What You Can Learn from Programming

The other day I was shocked to encounter a blatantly false headline at The Independent, supposedly a mainstream news site. The headline was:

Obama turns decision on military action over to Congress

Obama has not turned over any decision-making to Congress on the Syria issue. If you read the transcript of what he said, it's pretty clear that the decision has already been made. Obama is merely seeking Congressional agreement with the decision that's been made, agreement he doesn't technically need (there is ample legal precedent for a president ordering military strikes unilaterally; Obama orders drone strikes all the time) and that is not binding, one way or the other, in any case.

I see this kind of sloppy reporting all the time and it makes me sad for the current state (and future) of journalism, but it also makes me wonder how many "sloppy thinkers" there are in the world who don't even know they're sloppy thinkers. In the end, it makes me wish more people would take the time to learn a little programming.

Programming skills have practical value on their own, of course. But the real value of programming goes beyond bits and bytes. The real value is in how it changes your thinking. It's a subtle shift. Subtle, yet profound.

One of many things programming teaches is precision of thought. Digital devices are, at root, incredibly stupid. As Picasso famously said, computers are useless; they can only give you answers. They can only do what they're told. When you take command of the machine (by writing code), you find out how true this is. If you declare a variable as a string and try to use it as a number, the world comes to a halt. It's necessary to define what you're doing, explicitly. The machine is obedient but mindless. It can only do what you tell it.

Programming gives you a new vocabulary, which inevitably brings new ways of thinking. (Read Korzybski to grok the depth of this.) You gain not just a vocabulary of words (which, in itself, would be rather trivial) but a conceptual vocabulary. As a side effect, you begin to think more crisply.

It's not simply a matter of thinking more logically. It's far deeper than that. Programming languages have extremely well-defined semantics. Attention to semantics is what good writing (not just good programming) is about. Consequently, anyone who learns a programming language (any programming language) will find himself or herself in better control of the written word generally.

Learning a programming language inevitably also brings a need to learn a bit about computer science: algorithms, machine design, language design, the nature and limits of computability. Again, conceptual vocabulary. Ways of framing problems. Ways of framing discussions about problems.

Eventually, after you immerse yourself in programming, you begin to see there's an aesthetic to code—code itself, not just the things code can create (such as user interfaces). There's correct code; there's good code. There's crufty code, there's spaghetti code, there's clever code. You quickly begin to develop an appreciation for best practices. (Again, an important part of your new conceptual vocabulary.)

Another thing programming teaches is humility. There will be days when you're absolutely certain your code is correct, and yet it's demonstrably not. You will learn that sometimes the things you think are absolutely certain, aren't. That by itself is valuable.

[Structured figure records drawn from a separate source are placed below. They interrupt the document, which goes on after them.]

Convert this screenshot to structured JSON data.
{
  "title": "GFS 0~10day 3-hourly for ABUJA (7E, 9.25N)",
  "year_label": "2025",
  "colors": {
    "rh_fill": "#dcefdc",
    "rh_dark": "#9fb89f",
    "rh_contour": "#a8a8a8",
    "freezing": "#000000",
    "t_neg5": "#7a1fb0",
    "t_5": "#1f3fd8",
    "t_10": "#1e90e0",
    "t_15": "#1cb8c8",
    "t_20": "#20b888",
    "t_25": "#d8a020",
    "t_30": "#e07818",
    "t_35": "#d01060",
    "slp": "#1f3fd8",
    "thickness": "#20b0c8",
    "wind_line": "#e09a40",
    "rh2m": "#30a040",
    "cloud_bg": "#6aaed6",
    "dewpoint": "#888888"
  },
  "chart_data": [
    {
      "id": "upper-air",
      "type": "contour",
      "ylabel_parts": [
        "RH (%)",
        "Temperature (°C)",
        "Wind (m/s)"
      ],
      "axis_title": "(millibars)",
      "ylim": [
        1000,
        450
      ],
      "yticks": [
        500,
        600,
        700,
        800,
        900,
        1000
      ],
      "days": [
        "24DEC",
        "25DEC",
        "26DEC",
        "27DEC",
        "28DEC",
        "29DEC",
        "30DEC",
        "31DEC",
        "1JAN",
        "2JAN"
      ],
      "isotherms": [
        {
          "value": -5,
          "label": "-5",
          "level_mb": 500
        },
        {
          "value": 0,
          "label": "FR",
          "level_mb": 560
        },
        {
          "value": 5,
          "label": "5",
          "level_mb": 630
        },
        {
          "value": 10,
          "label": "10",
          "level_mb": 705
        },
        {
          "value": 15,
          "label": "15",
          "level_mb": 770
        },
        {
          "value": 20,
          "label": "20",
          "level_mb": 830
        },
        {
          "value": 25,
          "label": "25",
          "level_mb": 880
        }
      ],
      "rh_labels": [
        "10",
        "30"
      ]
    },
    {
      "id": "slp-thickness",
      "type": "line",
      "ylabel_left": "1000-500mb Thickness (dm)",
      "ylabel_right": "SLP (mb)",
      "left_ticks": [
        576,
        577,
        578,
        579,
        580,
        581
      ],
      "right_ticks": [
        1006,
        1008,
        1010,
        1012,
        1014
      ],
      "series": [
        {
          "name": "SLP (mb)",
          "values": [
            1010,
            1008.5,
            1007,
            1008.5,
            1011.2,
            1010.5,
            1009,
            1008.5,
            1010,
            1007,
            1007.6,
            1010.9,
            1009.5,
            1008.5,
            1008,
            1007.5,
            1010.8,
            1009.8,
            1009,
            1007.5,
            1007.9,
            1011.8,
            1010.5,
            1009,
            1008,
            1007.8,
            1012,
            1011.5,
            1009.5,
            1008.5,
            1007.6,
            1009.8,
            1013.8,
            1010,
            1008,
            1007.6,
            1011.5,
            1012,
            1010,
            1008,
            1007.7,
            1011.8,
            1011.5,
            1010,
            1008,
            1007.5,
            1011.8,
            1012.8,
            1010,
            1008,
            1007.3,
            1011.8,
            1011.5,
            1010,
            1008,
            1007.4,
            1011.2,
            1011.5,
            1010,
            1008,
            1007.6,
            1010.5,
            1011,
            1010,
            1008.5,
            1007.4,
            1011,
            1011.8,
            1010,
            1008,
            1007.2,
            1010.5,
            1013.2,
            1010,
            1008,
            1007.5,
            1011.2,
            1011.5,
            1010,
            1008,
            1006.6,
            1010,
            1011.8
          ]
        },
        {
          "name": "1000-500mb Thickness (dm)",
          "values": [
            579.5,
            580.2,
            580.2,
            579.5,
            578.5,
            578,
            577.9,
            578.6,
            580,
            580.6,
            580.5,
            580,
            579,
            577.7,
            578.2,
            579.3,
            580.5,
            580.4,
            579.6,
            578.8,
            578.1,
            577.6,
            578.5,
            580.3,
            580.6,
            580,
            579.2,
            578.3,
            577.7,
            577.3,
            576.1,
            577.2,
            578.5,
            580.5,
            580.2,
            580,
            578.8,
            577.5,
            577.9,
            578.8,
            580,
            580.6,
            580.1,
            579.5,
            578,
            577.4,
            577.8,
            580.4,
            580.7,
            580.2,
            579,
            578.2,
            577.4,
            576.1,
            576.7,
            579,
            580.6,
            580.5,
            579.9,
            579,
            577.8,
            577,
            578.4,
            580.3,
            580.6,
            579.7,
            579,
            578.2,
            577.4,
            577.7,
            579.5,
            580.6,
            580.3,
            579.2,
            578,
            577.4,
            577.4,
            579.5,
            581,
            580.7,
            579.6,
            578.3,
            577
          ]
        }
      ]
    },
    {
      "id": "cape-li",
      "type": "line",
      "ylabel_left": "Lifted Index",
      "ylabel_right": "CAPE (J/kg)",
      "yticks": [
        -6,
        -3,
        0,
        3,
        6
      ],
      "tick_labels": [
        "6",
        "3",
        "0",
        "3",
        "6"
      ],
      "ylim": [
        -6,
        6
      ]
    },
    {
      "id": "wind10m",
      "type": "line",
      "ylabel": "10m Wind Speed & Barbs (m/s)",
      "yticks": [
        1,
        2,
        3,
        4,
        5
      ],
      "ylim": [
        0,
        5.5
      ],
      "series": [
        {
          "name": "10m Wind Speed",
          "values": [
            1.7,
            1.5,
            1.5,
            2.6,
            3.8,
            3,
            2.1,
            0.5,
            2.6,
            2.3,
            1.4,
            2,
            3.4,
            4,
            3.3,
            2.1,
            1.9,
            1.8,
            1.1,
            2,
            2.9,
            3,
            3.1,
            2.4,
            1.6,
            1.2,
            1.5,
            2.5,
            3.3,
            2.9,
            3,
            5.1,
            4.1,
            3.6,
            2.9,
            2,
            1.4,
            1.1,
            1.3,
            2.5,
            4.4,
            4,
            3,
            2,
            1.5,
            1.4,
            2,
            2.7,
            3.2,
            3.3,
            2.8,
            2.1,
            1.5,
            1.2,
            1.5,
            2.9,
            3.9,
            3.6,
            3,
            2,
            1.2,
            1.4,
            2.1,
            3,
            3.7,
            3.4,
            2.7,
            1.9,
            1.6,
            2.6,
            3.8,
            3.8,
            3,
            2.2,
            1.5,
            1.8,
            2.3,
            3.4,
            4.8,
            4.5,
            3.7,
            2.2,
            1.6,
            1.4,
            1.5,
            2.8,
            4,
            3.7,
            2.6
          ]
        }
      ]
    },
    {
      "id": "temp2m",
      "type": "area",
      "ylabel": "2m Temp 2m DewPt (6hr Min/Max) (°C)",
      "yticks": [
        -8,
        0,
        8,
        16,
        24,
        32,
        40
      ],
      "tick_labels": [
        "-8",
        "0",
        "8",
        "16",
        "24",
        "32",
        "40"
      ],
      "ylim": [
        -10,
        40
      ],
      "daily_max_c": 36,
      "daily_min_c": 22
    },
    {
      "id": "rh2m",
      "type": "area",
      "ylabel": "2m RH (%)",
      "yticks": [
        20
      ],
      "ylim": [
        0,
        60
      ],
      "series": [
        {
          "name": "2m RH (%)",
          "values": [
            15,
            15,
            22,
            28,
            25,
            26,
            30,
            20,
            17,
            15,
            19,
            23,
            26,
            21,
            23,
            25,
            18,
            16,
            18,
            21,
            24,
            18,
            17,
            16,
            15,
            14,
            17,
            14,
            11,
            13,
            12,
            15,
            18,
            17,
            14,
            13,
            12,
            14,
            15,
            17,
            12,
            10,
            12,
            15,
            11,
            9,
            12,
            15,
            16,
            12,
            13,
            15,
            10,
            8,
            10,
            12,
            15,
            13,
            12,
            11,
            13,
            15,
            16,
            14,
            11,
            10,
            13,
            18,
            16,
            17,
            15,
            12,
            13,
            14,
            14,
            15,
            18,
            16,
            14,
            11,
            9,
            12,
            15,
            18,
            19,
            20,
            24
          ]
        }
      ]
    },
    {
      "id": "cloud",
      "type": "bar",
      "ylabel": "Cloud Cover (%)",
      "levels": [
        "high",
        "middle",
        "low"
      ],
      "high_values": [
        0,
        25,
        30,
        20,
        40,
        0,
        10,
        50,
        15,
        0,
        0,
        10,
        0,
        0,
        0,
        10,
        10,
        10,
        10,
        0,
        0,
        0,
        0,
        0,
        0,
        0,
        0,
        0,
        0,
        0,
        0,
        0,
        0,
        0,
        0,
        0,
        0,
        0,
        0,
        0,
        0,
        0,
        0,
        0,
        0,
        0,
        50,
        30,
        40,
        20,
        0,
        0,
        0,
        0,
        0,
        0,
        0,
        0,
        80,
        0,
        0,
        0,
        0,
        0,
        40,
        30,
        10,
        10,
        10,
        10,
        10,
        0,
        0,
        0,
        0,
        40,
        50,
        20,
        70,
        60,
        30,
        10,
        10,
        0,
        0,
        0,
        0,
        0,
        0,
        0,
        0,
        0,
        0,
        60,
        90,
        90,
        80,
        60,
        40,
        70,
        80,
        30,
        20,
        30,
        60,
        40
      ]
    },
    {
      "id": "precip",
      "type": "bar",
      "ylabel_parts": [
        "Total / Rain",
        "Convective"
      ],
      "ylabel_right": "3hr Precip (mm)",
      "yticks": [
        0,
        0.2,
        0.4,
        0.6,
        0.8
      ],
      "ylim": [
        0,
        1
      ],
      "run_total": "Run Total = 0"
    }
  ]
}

You'll create bugs. Out of necessity, you will teach yourself ingenious ways to force the machine to tell you what you did wrong. And you will do many things wrong. But always, you will find you did them for a reason; and yet there's a reason they're wrong. Remember, the machine can't go wrong on its own. It's unable to do anything except what you tell it to do.

I can go on listing reasons why programming is not a narrow, arcane skill. The truth is: It's a path to understanding. It broadens (not narrows) you as a human being. That's how it is with learning any new language—even a programming language. It's been shown that learning a new language brings about structural changes in the hippocampus and superior temporal gyrus, and may delay Alzheimer's. I think it's likely your brain also changes when you learn a programming language.

Programming teaches attention to detail, clarity of expression, crispness of meaning. Certainly, anyone planning to be a journalist or a writer of any kind should consider learning a programming language. It might prevent you from writing sloppy headlines in your first real journalism job.